The baked earth of my friends face cracked and a semicircle appeared somewhere around the lower third…this I realised must have been a smile as a raspy chuckle emerged..”Shoot, partner you could be right there!..”

“Anyways”…he went on, mirth subsiding, “So when did you start playing and singing folk music then you crazy coot?”

I looked at muh shoes. At the dust in the road. At the wagon train. At the papoose, at the weird eye, at the normal eye, at the wagon train again, at muh boots, at muh…

“BOY” he barked. 'Stop looking around and answer muh question 'fore I shoot you full of lead quicker n' a papoose in a squaw with a, eh, wagon'
"Uh OK sorry".

“Well, now lets jest back up a cotton pickin minute. We-ell, I did get my physics homework done, which was good coz it earned me a ticket, yesiree, out of Stirling to a little cold place called Aberdeen, which if you don't know is somewhere just outside the arctic circle. There I earned my degree and…Ah Jeez partner do you really want to know this stuff? It sure is borin'”

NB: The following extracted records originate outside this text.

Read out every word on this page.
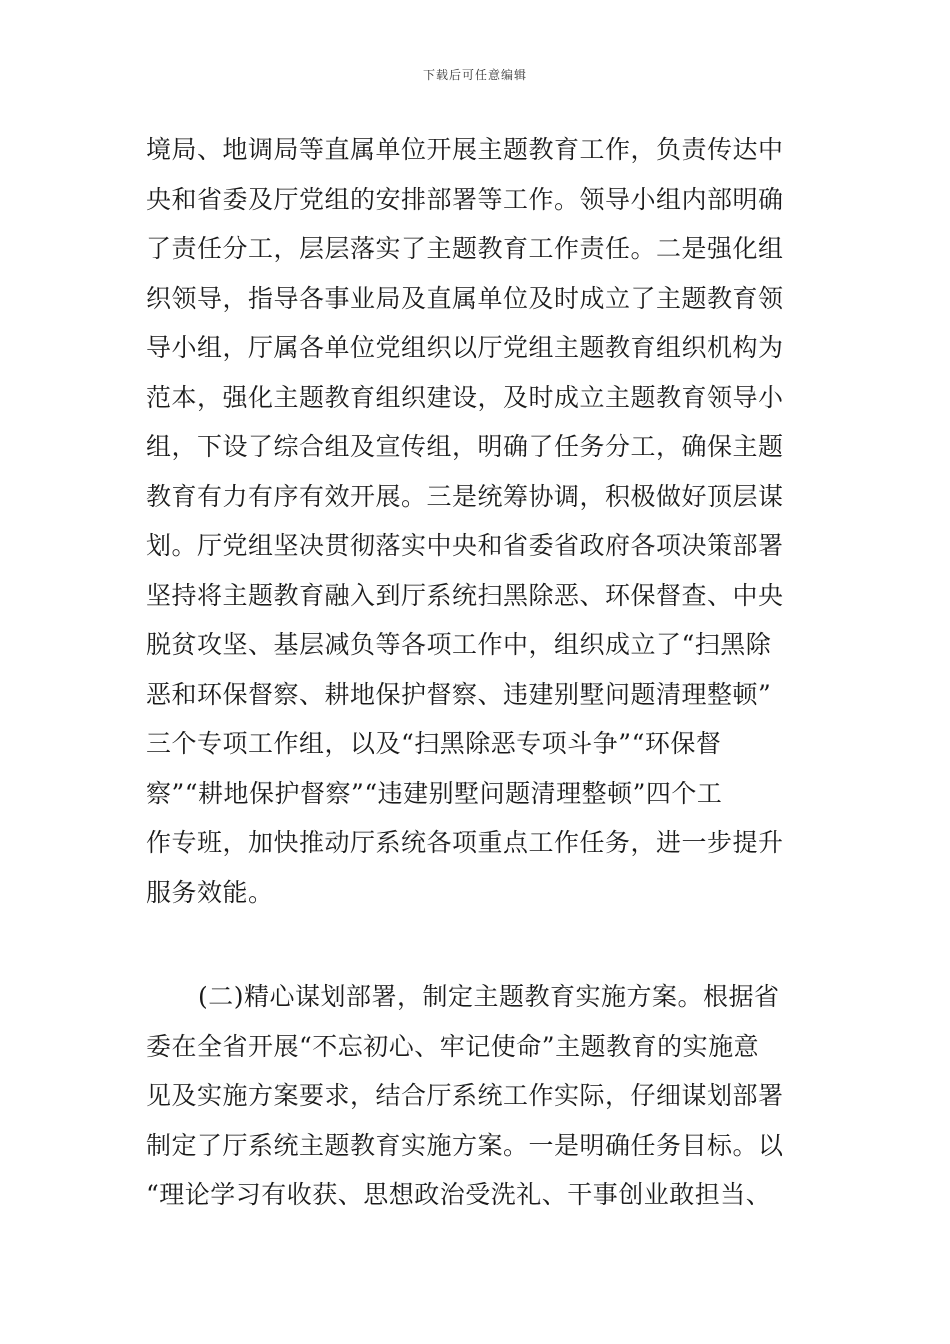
下载后可任意编辑
境局、地调局等直属单位开展主题教育工作，负责传达中
央和省委及厅党组的安排部署等工作。领导小组内部明确
了责任分工，层层落实了主题教育工作责任。二是强化组
织领导，指导各事业局及直属单位及时成立了主题教育领
导小组，厅属各单位党组织以厅党组主题教育组织机构为
范本，强化主题教育组织建设，及时成立主题教育领导小
组，下设了综合组及宣传组，明确了任务分工，确保主题
教育有力有序有效开展。三是统筹协调，积极做好顶层谋
划。厅党组坚决贯彻落实中央和省委省政府各项决策部署
坚持将主题教育融入到厅系统扫黑除恶、环保督查、中央
脱贫攻坚、基层减负等各项工作中，组织成立了“扫黑除
恶和环保督察、耕地保护督察、违建别墅问题清理整顿”
三个专项工作组，以及“扫黑除恶专项斗争”“环保督
察”“耕地保护督察”“违建别墅问题清理整顿”四个工
作专班，加快推动厅系统各项重点工作任务，进一步提升
服务效能。
(二)精心谋划部署，制定主题教育实施方案。根据省
委在全省开展“不忘初心、牢记使命”主题教育的实施意
见及实施方案要求，结合厅系统工作实际，仔细谋划部署
制定了厅系统主题教育实施方案。一是明确任务目标。以
“理论学习有收获、思想政治受洗礼、干事创业敢担当、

Weird-eye straightened himself – which was hard – given that he could only manage at best 60 degrees off the vertical – and fixed me with a cold hard stare.

“Now look here pardner. I don' give two cahoots about where you studied medicine. Or that you came to Australia after your junior doctor jobs and a stint in a Glasgow emergency department, worked at the Mater Hospital in Brisbane for a year, then in Bundaberg, then met your future wife and went back to the UK to work, then went to Inverness, then Hobart, moved to the Sunshine Coast, lived on the beach for a year, learned to surf properly, and in all of this time, an' Ahm talking about 15 years here, you never even owned a musical instrument much less played one, even though music was a big part of your life and you were always listening to music, buyin' CDs and talkin about electronic goddamn bleepy noise music (which by the way son, is a load of goddamn horse-doo if you ask me) – but your wife noticed that every time you were at a party or in someone's house and there was a guitar there, you made a bee-line for it and stayed there playin' yer little heart out the whole night. Or that when you had your first son, your wife bought you a guitar an' right after this you saw 'Oh Brother Where Art though, got into bluegrass, started practicing for 2 hours every day, did a Masters degree, went back back to the UK, moved back to the Sunshine Coast, won the National Championship in bluegrass guitar, set up a band and called it 'Innes and Present Company', coz you had no idea who was in the band from one day ter the next, dropped the 'Innes and” and made another album, then left to go solo, and have just made a new album completely on your own, playin' all the instruments and all, and did all the mixin' and masterin' yourself, and its real good and all, no sir I have absolutely no interest in any of that stuff at all! But these good folks out there reading this here Folk Rag want to know about that kind of stuff so go ahead and tell your story you damn coot before I ventilate your head!” …. I went for muh gun.